We obtained two decoquinate-resistant (DecR) strains, DecR_H and XJ, originating from the original H and XJ strains, respectively, as well as a decoquinate-resistant E. tenella strain from the field (DecR_SC). These three strains displayed resistance to 120 mg/kg decoquinate administered through feed. Through whole-genome sequencing analysis, we identified the cytochrome b gene (cyt b; ETH2_MIT00100) as the sole mutated gene shared between the DecR_H and XJ strains and also detected this gene in the DecR_SC strain. Distinct non-synonymous mutations, namely Gln131Lys in DecR_H, Phe263Leu in DecR_XJ, and Phe283Leu in DecR_SC were observed in the three resistant strains. Notably, these mutations were located in the extracellular segments of cyt b, in close proximity to the ubiquinol oxidation site Q. Drug molecular docking studies revealed that cyt b harboring these mutants exhibited varying degrees of reduced binding ability to decoquinate.
Our findings emphasize the critical role of cyt b mutations in the development of decoquinate resistance in E. tenella.
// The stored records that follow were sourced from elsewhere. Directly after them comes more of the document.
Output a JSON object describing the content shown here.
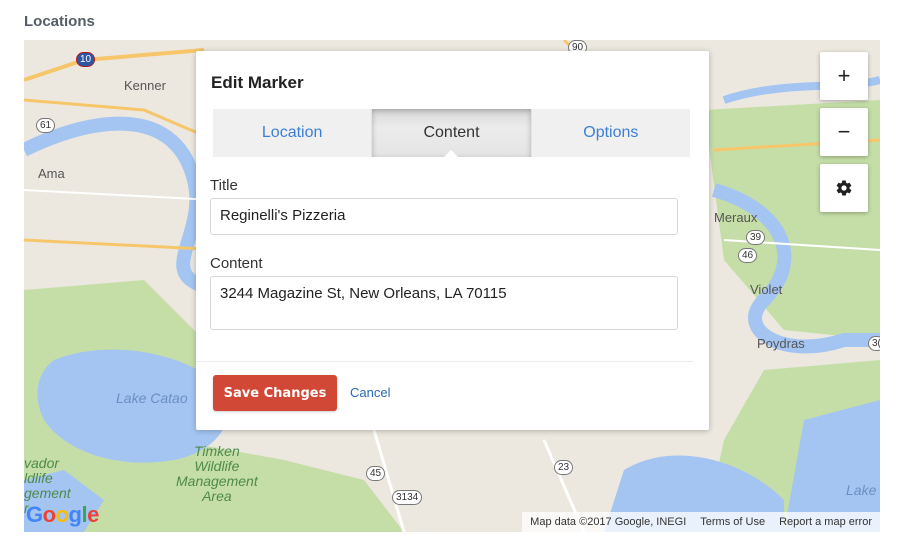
{
  "section": {
    "title": "Locations"
  },
  "map": {
    "labels": {
      "kenner": "Kenner",
      "ama": "Ama",
      "meraux": "Meraux",
      "violet": "Violet",
      "poydras": "Poydras",
      "lake_cataouatche": "Lake Catao",
      "timken": "Timken\nWildlife\nManagement\nArea",
      "salvador": "vador\nldlife\ngement\nr",
      "lake": "Lake"
    },
    "shields": {
      "i10": "10",
      "us61": "61",
      "us90": "90",
      "r39": "39",
      "r46": "46",
      "r45": "45",
      "r23": "23",
      "r3134": "3134",
      "r3": "3("
    },
    "google_logo": "Google",
    "attribution": {
      "data": "Map data ©2017 Google, INEGI",
      "terms": "Terms of Use",
      "report": "Report a map error"
    },
    "controls": {
      "zoom_in": "+",
      "zoom_out": "−",
      "settings_icon": "gear-icon"
    }
  },
  "modal": {
    "title": "Edit Marker",
    "tabs": [
      {
        "label": "Location"
      },
      {
        "label": "Content",
        "active": true
      },
      {
        "label": "Options"
      }
    ],
    "fields": {
      "title_label": "Title",
      "title_value": "Reginelli's Pizzeria",
      "content_label": "Content",
      "content_value": "3244 Magazine St, New Orleans, LA 70115"
    },
    "save_label": "Save Changes",
    "cancel_label": "Cancel"
  },
  "colors": {
    "save_button": "#d14836",
    "link": "#3d7fd6",
    "water": "#a4c5f2",
    "park": "#c5dea8"
  }
}
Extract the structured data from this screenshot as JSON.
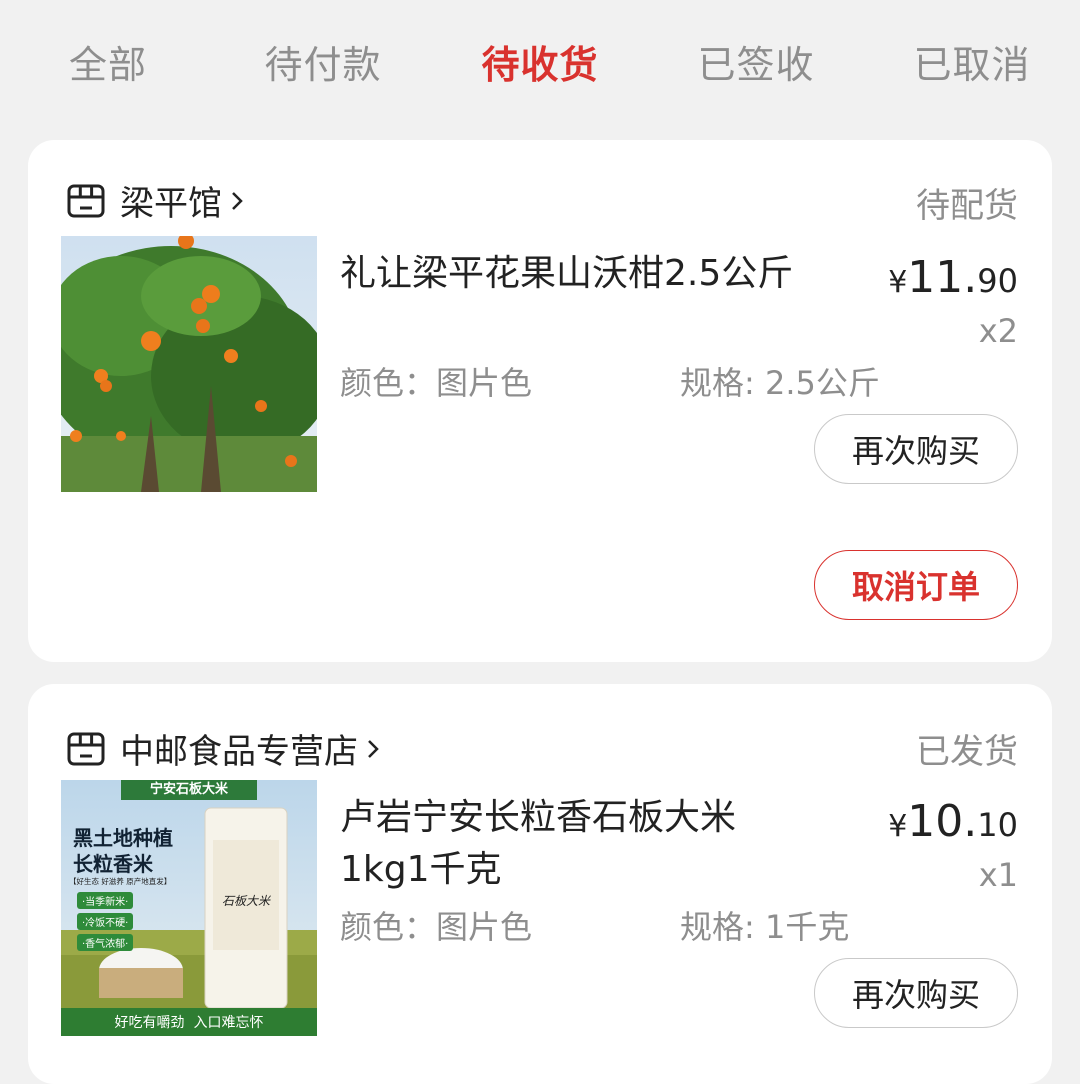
{
  "tabs": [
    {
      "label": "全部"
    },
    {
      "label": "待付款"
    },
    {
      "label": "待收货"
    },
    {
      "label": "已签收"
    },
    {
      "label": "已取消"
    }
  ],
  "active_tab": 2,
  "orders": [
    {
      "shop": "梁平馆",
      "status": "待配货",
      "product_title": "礼让梁平花果山沃柑2.5公斤",
      "price_currency": "¥",
      "price_int": "11.",
      "price_dec": "90",
      "qty": "x2",
      "color_attr": "颜色：图片色",
      "spec_attr": "规格: 2.5公斤",
      "rebuy_label": "再次购买",
      "cancel_label": "取消订单"
    },
    {
      "shop": "中邮食品专营店",
      "status": "已发货",
      "product_title_line1": "卢岩宁安长粒香石板大米",
      "product_title_line2": "1kg1千克",
      "price_currency": "¥",
      "price_int": "10.",
      "price_dec": "10",
      "qty": "x1",
      "color_attr": "颜色：图片色",
      "spec_attr": "规格: 1千克",
      "rebuy_label": "再次购买",
      "rice_pack": {
        "banner": "宁安石板大米",
        "headline1": "黑土地种植",
        "headline2": "长粒香米",
        "subline": "【好生态 好滋养 原产地直发】",
        "tags": [
          "·当季新米·",
          "·冷饭不硬·",
          "·香气浓郁·"
        ],
        "bag_label": "石板大米",
        "footer": "好吃有嚼劲  入口难忘怀"
      }
    }
  ],
  "colors": {
    "accent": "#d9322e",
    "muted": "#8e8e8e",
    "background": "#f1f1f1"
  },
  "icons": [
    "store-icon",
    "chevron-right-icon"
  ]
}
The strong correlation observed between cyt b mutant alleles and resistance indicates their potential as valuable molecular markers for the rapid detection of decoquinate resistance.
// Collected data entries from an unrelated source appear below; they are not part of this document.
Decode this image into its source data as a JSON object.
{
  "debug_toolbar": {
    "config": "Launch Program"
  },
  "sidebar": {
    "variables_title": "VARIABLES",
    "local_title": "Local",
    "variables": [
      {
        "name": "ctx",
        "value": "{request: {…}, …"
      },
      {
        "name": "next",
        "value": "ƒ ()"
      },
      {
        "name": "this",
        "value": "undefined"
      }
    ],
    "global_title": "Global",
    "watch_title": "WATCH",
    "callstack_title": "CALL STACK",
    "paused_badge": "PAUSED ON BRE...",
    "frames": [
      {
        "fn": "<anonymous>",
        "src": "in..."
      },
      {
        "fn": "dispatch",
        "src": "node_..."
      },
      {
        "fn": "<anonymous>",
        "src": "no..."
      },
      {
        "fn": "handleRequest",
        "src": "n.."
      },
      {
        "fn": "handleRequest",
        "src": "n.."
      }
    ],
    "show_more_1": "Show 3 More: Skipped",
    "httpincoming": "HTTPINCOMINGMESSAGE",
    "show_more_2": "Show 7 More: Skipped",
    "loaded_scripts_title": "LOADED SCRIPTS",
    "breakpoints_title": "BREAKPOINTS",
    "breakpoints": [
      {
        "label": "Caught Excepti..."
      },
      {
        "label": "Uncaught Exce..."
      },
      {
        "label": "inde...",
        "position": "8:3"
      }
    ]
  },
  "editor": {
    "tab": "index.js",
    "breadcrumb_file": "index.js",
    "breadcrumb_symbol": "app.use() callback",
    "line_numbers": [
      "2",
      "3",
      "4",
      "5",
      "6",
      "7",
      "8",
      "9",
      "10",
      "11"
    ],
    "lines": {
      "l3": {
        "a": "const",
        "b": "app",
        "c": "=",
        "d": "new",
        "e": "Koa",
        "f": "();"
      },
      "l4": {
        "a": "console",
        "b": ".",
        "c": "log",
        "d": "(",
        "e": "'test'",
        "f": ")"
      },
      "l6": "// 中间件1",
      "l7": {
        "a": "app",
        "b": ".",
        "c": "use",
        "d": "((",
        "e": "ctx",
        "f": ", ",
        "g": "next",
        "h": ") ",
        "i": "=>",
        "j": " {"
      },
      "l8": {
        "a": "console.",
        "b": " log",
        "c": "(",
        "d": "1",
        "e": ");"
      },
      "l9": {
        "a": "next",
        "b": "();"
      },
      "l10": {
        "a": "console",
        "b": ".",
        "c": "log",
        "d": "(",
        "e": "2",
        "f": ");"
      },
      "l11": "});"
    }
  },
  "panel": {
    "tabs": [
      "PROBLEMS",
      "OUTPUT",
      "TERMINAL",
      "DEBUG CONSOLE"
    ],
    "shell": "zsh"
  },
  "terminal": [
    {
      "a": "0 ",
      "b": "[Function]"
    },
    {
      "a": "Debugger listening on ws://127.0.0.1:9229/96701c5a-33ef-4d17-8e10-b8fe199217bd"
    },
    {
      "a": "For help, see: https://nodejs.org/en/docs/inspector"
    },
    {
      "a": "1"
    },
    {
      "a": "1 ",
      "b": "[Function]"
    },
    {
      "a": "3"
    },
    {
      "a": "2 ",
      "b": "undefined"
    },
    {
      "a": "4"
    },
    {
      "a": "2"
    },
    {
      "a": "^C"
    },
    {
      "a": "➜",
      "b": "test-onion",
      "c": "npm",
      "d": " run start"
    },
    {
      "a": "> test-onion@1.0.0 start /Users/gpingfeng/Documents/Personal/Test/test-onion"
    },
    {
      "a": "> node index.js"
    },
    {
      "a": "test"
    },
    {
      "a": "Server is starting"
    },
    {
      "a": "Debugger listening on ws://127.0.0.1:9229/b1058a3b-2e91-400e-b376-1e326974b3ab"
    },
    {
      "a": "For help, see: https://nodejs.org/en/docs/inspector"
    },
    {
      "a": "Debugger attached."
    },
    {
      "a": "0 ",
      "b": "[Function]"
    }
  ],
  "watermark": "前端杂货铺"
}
艾美耳属的原生动物寄生虫是鸡球虫病的病原体。寄生虫对大多数抗球虫药物的耐药性是控制这种疾病的主要挑战之一。迫切需要一种分子标记来监测抗球虫药物(如癸氧喹酯)耐药性的出现。
我们通过在鸡中逐步暴露于递增浓度的癸氧喹酯,成功地从 Houghton (H) 和新疆 (XJ) 株艾美耳属虫中分离出癸氧喹酯耐药株。此外,我们还从田间分离出一株癸氧喹酯耐药株。使用增重、相对卵囊产量和病变评分降低的标准来测试这三种菌株的耐药性。全基因组测序用于鉴定与两种实验室诱导的菌株中癸氧喹酯耐药表型高度相关的编码基因中的非同义突变。随后,我们仔细检查了田间耐药株中的错义突变以进行验证。我们还使用 AlphaFold 和 PyMOL 系统来模拟突变对药物分子结合亲和力的改变。
我们获得了两株癸氧喹酯耐药 (DecR) 株,DecR_H 和 XJ,分别来自原始 H 和 XJ 株,以及一株来自田间的癸氧喹酯耐药艾美耳属虫株(DecR_SC)。这三株对饲料中 120mg/kg 的癸氧喹酯表现出耐药性。通过全基因组测序分析,我们发现细胞色素 b 基因(cyt b; ETH2_MIT00100)是 DecR_H 和 XJ 株之间唯一共享的突变基因,并且在 DecR_SC 株中也检测到了该基因。在三种耐药株中,观察到 distinct non-synonymous 突变,即 DecR_H 中的 Gln131Lys、DecR_XJ 中的 Phe263Leu 和 DecR_SC 中的 Phe283Leu。值得注意的是,这些突变位于 cyt b 的细胞外片段中,靠近 ubiquinol 氧化位点 Q。药物分子对接研究表明,携带这些突变的 cyt b 对癸氧喹酯的结合能力有不同程度的降低。
我们的研究结果强调了细胞色素 b 突变在艾美耳属虫中癸氧喹酯耐药性发展中的关键作用。在 cyt b 突变等位基因与耐药性之间观察到的强相关性表明,它们有可能成为快速检测癸氧喹酯耐药性的有价值的分子标记。